What’s New in Core ML 2?

Last year, Apple launched Core ML—a segue into the world of machine learning for Apple developers. Before that, we were already using machine learning with technologies like AutoCorrect, Siri, and a predictive keyboard, but Core ML brought a new level of power and flexibility into the hands of developers. During WWDC 18, Apple announced Core ML 2, and in this article you’ll be learning about what’s new.

At a Glance

Before we dive into the changes that Core ML 2 brings, let’s briefly discuss what Core ML really is. More specifically, let’s learn a little bit about the nuances of machine learning. Core ML is a framework which lets iOS and macOS developers easily and efficiently implement machine learning into their apps.

What Is Machine Learning?

Machine learning is the use of statistical analysis to help computers make decisions and predictions based on characteristics found in that data. In other words, it’s the act of having a computer form an abstract understanding of an existing data set (called a “model”), and using that model to analyze newer data.

How Does It Work?

Using low-level technologies in Apple platforms, Core ML is able to offer quick and efficient machine learning tools to implement in your apps. This works by using Metal and Accelerate to take full advantage of the GPU and CPU on the device, making for seamless speed. This also enables machine learning to work on the device instead of needing access to the internet for each request.

1. Batch Prediction

Predicts output feature values from the given a batch of input feature values.—Apple Documentation

Figure 1 Batch Prediction

Batch prediction is worth noting since Apple didn’t have it in the first version of Core ML. At a glance, batch prediction allows you to run your model on a set of data and get a set of outputs.
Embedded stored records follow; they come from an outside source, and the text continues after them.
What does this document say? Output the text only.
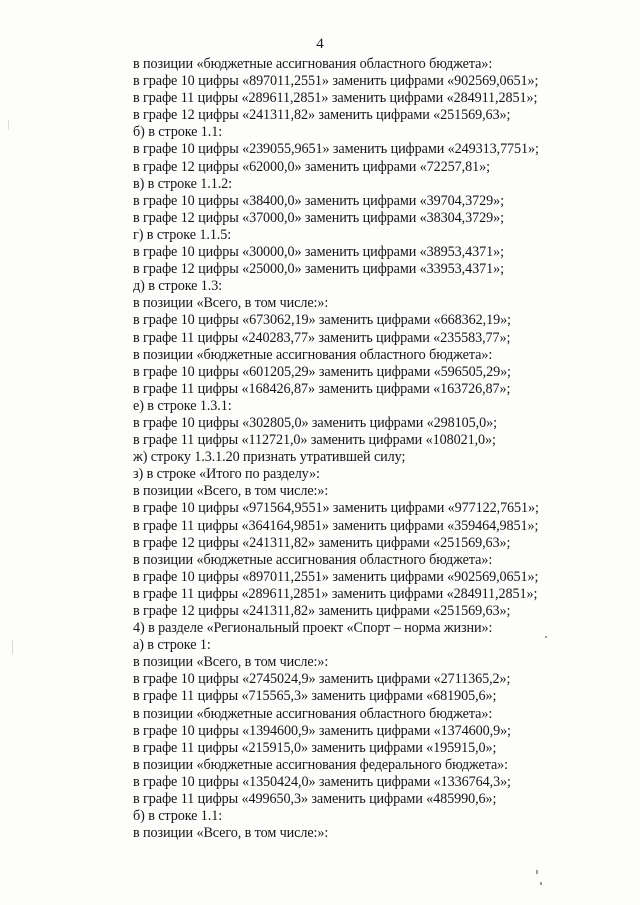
4
в позиции «бюджетные ассигнования областного бюджета»:
в графе 10 цифры «897011,2551» заменить цифрами «902569,0651»;
в графе 11 цифры «289611,2851» заменить цифрами «284911,2851»;
в графе 12 цифры «241311,82» заменить цифрами «251569,63»;
б) в строке 1.1:
в графе 10 цифры «239055,9651» заменить цифрами «249313,7751»;
в графе 12 цифры «62000,0» заменить цифрами «72257,81»;
в) в строке 1.1.2:
в графе 10 цифры «38400,0» заменить цифрами «39704,3729»;
в графе 12 цифры «37000,0» заменить цифрами «38304,3729»;
г) в строке 1.1.5:
в графе 10 цифры «30000,0» заменить цифрами «38953,4371»;
в графе 12 цифры «25000,0» заменить цифрами «33953,4371»;
д) в строке 1.3:
в позиции «Всего, в том числе:»:
в графе 10 цифры «673062,19» заменить цифрами «668362,19»;
в графе 11 цифры «240283,77» заменить цифрами «235583,77»;
в позиции «бюджетные ассигнования областного бюджета»:
в графе 10 цифры «601205,29» заменить цифрами «596505,29»;
в графе 11 цифры «168426,87» заменить цифрами «163726,87»;
е) в строке 1.3.1:
в графе 10 цифры «302805,0» заменить цифрами «298105,0»;
в графе 11 цифры «112721,0» заменить цифрами «108021,0»;
ж) строку 1.3.1.20 признать утратившей силу;
з) в строке «Итого по разделу»:
в позиции «Всего, в том числе:»:
в графе 10 цифры «971564,9551» заменить цифрами «977122,7651»;
в графе 11 цифры «364164,9851» заменить цифрами «359464,9851»;
в графе 12 цифры «241311,82» заменить цифрами «251569,63»;
в позиции «бюджетные ассигнования областного бюджета»:
в графе 10 цифры «897011,2551» заменить цифрами «902569,0651»;
в графе 11 цифры «289611,2851» заменить цифрами «284911,2851»;
в графе 12 цифры «241311,82» заменить цифрами «251569,63»;
4) в разделе «Региональный проект «Спорт – норма жизни»:
а) в строке 1:
в позиции «Всего, в том числе:»:
в графе 10 цифры «2745024,9» заменить цифрами «2711365,2»;
в графе 11 цифры «715565,3» заменить цифрами «681905,6»;
в позиции «бюджетные ассигнования областного бюджета»:
в графе 10 цифры «1394600,9» заменить цифрами «1374600,9»;
в графе 11 цифры «215915,0» заменить цифрами «195915,0»;
в позиции «бюджетные ассигнования федерального бюджета»:
в графе 10 цифры «1350424,0» заменить цифрами «1336764,3»;
в графе 11 цифры «499650,3» заменить цифрами «485990,6»;
б) в строке 1.1:
в позиции «Всего, в том числе:»:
If you had a Core ML model to classify images on whether they contained flowers or trees and you wanted to classify multiple images, let’s say 300, you would need to write a for-loop to iterate through each of the images and regularly classify each using your model.

In Core ML 2, however, we get what Apple calls the Batch Predict API. This allows us to make multiple predictions on a set of data without having to use for-loops. If you wanted to use it, you’d just call:

modelInputs, in this example, is the set of inputs that you’d like to run your model on, but we won’t be covering what the options are in this article. If you want to learn more about how to use the Batch Predict API, feel free to refer to Apple’s documentation. While this may not seem like a big deal at first, it actually improves the performance of the model by a whopping 30%!

2. Training Models

Use Create ML with familiar tools like Swift and macOS playgrounds to create and train custom machine learning models on your Mac. You can train models to perform tasks like recognizing images, extracting meaning from text, or finding relationships between numerical values.—Apple Documentation 

Figure 2 Create ML

While Core ML has always been a powerful platform, it wasn’t always easy to create your own models. In the past, it was almost necessary to be familiar with Python in order to create even the most basic models. With Core ML 2, we also got Create ML, an easy way for you to create your own Core ML models.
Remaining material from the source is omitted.